Eu nunca tive Instagram pessoal. Tive Orkut, Facebook. Mas lembro que, em algum momento do meu mestrado, por volta de 2011, decidi deletar meu Facebook depois de perceber algo simples: acompanhar a vida das pessoas dessa forma me fazia infeliz. Minha vida como mestranda em Economia na USP não tinha nada de glamourosa. Eu só estudava — e, em qualquer tempo livre, o que eu queria mesmo era descansar. Em muitos sábados à noite, eu jantava com meu pai ou ficava de vela assistindo a algum filme com minha irmã e meu cunhado. Então, entrar no Facebook e ver as pessoas indo a festas e se divertindo me deixava culpada por só querer descansar em casa num sábado à noite.
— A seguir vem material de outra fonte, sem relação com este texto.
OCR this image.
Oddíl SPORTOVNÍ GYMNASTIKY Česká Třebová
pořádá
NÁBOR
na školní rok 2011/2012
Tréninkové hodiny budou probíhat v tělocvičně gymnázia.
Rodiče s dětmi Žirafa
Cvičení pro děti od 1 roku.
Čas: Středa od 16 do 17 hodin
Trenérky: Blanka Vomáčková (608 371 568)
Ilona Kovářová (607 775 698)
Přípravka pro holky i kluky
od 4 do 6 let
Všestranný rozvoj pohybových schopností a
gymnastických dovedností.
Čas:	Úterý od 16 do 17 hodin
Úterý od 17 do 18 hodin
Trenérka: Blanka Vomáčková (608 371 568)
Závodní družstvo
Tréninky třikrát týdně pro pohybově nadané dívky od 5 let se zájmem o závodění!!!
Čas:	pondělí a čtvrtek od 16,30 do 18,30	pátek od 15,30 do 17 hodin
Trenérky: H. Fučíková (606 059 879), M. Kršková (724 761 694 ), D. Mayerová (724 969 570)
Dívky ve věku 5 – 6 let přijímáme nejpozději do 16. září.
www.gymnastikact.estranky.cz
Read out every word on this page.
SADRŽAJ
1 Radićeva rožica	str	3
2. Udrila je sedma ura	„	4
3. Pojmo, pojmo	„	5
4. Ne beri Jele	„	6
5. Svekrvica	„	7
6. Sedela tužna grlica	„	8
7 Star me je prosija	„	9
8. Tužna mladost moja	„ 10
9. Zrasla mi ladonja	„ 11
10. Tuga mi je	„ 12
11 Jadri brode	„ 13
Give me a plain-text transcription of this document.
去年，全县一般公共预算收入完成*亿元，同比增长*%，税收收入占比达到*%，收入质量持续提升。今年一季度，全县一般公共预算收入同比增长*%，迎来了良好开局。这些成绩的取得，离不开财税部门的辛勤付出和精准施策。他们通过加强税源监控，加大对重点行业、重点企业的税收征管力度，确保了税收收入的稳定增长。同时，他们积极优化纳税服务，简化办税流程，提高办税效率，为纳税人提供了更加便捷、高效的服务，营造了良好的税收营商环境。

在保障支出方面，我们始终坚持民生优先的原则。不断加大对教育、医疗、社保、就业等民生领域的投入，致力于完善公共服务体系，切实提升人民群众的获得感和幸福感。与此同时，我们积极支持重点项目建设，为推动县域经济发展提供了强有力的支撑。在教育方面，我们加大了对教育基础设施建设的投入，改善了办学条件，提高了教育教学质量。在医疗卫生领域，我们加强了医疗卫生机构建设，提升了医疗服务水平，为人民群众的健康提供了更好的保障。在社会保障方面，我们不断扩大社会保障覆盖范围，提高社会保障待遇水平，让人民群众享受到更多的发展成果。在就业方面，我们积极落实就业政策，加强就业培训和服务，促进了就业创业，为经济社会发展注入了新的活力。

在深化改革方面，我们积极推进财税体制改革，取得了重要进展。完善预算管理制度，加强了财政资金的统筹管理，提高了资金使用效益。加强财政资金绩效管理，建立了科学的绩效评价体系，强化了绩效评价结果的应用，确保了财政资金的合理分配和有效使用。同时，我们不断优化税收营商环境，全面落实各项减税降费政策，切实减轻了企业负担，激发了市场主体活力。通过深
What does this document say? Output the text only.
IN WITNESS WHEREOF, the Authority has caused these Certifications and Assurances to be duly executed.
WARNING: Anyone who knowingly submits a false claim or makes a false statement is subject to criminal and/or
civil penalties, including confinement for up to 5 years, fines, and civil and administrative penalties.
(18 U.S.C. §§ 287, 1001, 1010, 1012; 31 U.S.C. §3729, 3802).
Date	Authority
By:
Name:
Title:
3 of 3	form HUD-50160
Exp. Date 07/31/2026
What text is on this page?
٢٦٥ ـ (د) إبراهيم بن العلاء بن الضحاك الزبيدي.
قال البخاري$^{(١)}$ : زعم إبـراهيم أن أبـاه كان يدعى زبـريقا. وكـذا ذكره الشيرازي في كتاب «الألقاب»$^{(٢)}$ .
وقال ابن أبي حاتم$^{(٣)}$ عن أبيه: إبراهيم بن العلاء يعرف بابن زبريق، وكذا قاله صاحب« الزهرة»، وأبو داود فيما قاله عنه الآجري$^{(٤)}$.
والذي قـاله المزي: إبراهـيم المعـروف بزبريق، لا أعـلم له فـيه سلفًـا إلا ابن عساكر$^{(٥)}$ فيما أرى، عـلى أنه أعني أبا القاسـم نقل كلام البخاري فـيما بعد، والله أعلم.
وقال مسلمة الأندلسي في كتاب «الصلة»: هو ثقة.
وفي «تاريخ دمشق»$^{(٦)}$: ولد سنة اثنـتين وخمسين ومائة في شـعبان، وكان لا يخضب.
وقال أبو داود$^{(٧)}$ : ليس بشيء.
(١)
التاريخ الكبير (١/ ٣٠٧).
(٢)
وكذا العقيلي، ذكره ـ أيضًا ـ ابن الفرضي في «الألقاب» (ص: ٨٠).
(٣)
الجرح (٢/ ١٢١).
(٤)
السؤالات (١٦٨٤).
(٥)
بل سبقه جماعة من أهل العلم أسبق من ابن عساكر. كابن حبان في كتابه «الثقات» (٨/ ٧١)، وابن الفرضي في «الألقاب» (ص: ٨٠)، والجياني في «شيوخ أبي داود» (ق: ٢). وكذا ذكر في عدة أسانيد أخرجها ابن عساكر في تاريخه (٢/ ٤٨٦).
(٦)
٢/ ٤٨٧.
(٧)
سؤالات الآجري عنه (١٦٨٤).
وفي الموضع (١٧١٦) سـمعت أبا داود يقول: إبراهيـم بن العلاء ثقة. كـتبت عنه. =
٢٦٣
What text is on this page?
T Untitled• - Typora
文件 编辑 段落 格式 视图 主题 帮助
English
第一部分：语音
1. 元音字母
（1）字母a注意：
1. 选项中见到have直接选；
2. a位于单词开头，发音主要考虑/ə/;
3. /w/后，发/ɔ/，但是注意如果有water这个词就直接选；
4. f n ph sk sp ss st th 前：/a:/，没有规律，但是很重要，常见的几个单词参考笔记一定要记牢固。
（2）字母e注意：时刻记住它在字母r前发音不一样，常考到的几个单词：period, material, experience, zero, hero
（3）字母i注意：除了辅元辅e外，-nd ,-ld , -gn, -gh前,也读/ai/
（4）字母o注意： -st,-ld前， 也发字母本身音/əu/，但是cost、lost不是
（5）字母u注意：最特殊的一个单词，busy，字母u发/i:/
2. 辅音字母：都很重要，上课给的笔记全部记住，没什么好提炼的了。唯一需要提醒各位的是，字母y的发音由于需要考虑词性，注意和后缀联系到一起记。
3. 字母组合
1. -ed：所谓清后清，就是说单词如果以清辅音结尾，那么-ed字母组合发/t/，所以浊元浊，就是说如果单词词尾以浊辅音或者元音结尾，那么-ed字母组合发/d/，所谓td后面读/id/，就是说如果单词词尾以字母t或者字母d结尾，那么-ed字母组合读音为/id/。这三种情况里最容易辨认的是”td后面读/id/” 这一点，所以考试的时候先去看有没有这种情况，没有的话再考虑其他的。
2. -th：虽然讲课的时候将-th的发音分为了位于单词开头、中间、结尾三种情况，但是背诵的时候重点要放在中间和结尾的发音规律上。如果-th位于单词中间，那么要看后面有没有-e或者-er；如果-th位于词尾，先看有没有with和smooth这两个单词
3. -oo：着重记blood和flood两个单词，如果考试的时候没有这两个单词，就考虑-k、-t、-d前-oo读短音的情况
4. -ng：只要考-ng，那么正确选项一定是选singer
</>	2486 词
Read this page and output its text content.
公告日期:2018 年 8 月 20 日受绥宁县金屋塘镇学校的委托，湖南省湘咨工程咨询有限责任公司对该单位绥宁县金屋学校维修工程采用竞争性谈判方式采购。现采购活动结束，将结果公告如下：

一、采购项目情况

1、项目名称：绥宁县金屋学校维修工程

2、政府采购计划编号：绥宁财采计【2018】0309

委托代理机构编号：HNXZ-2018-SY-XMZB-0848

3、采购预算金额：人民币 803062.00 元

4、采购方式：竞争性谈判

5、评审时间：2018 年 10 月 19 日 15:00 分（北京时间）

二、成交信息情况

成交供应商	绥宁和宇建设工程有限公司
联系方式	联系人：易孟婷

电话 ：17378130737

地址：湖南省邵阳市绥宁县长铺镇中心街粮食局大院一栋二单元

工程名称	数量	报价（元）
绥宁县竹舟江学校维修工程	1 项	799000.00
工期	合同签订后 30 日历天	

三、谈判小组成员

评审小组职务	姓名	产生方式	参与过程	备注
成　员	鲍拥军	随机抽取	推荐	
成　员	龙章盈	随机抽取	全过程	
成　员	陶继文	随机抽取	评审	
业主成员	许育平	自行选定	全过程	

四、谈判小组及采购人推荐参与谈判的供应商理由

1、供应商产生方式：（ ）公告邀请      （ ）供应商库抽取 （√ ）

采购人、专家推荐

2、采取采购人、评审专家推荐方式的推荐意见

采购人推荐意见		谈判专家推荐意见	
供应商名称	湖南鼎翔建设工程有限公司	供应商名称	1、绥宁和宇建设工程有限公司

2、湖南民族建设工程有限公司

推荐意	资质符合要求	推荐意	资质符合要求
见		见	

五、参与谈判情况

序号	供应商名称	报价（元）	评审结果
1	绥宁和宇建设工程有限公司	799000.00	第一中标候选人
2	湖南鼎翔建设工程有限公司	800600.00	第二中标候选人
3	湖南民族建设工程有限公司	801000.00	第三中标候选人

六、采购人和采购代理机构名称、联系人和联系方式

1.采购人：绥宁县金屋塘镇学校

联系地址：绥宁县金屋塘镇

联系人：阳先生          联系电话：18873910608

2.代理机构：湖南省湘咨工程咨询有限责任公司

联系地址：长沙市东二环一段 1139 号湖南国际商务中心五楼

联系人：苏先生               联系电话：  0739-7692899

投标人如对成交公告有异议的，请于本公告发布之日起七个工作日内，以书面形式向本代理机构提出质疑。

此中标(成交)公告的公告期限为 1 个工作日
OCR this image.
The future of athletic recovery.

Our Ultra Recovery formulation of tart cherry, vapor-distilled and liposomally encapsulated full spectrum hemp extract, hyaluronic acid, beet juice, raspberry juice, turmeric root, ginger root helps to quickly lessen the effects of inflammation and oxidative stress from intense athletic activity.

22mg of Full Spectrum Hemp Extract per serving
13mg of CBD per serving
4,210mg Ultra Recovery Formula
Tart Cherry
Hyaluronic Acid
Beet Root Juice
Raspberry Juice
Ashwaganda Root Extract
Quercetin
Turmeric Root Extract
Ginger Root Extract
Eu sabia o que estava fazendo com a minha vida. Aquele mestrado era parte de um projeto que fazia sentido para mim na época. E foi graças a ele que consegui bons empregos como economista no mercado financeiro — o que ajudou muito a me aposentar cedo.
E, talvez, ter saído do Facebook e nunca ter entrado no Instagram tenha contribuído muito para que eu me mantivesse firme nos meus objetivos (inclusive o de parar de gastar 100% do meu salário).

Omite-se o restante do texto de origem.